Tal deve-se, na opinião do autarca, ao facto de não ter existido uma estratégia clara na adesão à União Europeia: "Aderimos porque era o que nos restava. Não tivemos domínio da estratégia. Tivemos a boa tática, a de conseguir recursos para Portugal, para cobrir algumas carências, mas não quisemos resolver as deficiências ancestrais. Portugal não foi capaz de ter conceito estratégico", indicou.

As circunstâncias atuais representam, assim, "uma grande oportunidade". A dependência de outros países é cada vez mais posta em causa, realçou Rui Moreira: "A Europa está preocupada com as cadeias de valores. A ideia de deslocalizar fornecimento para longe tem riscos. Olhe-se para o ano 2011: ocorreram duas circunstâncias, em dois países muito distantes de nós. Um tsunami no Japão e grandes inundações na Tailândia, que tiveram implicações em vários setores industriais. Logo nessa altura, percebeu-se que a deslocalização estratégica não pode deixar-nos dependentes de um fornecedor".

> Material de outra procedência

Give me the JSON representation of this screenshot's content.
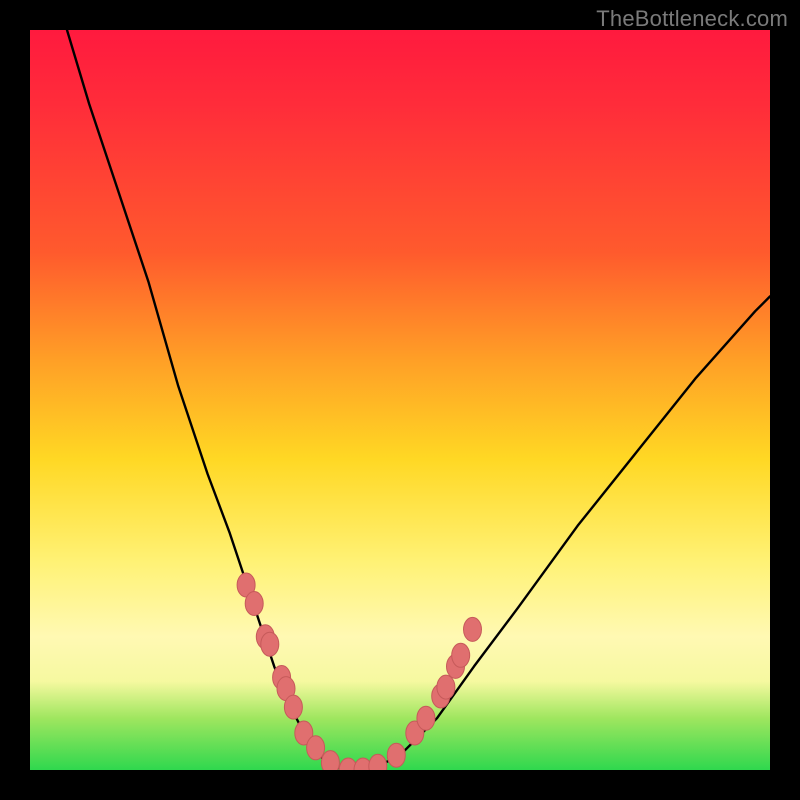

"Temos de ser capazes de congregar vontades e pensar estrategicamente no desenvolvimento do país. Ter boas condições de trabalho, ter um estado social forte, tudo isto é o ponto de chegada. Mas não é tática, nem estratégia. Se não acertarmos desta vez, daqui a cinco ou seis anos vamos voltar a estar aqui sentados, a lamentar outra oportunidade desperdiçada", terminou.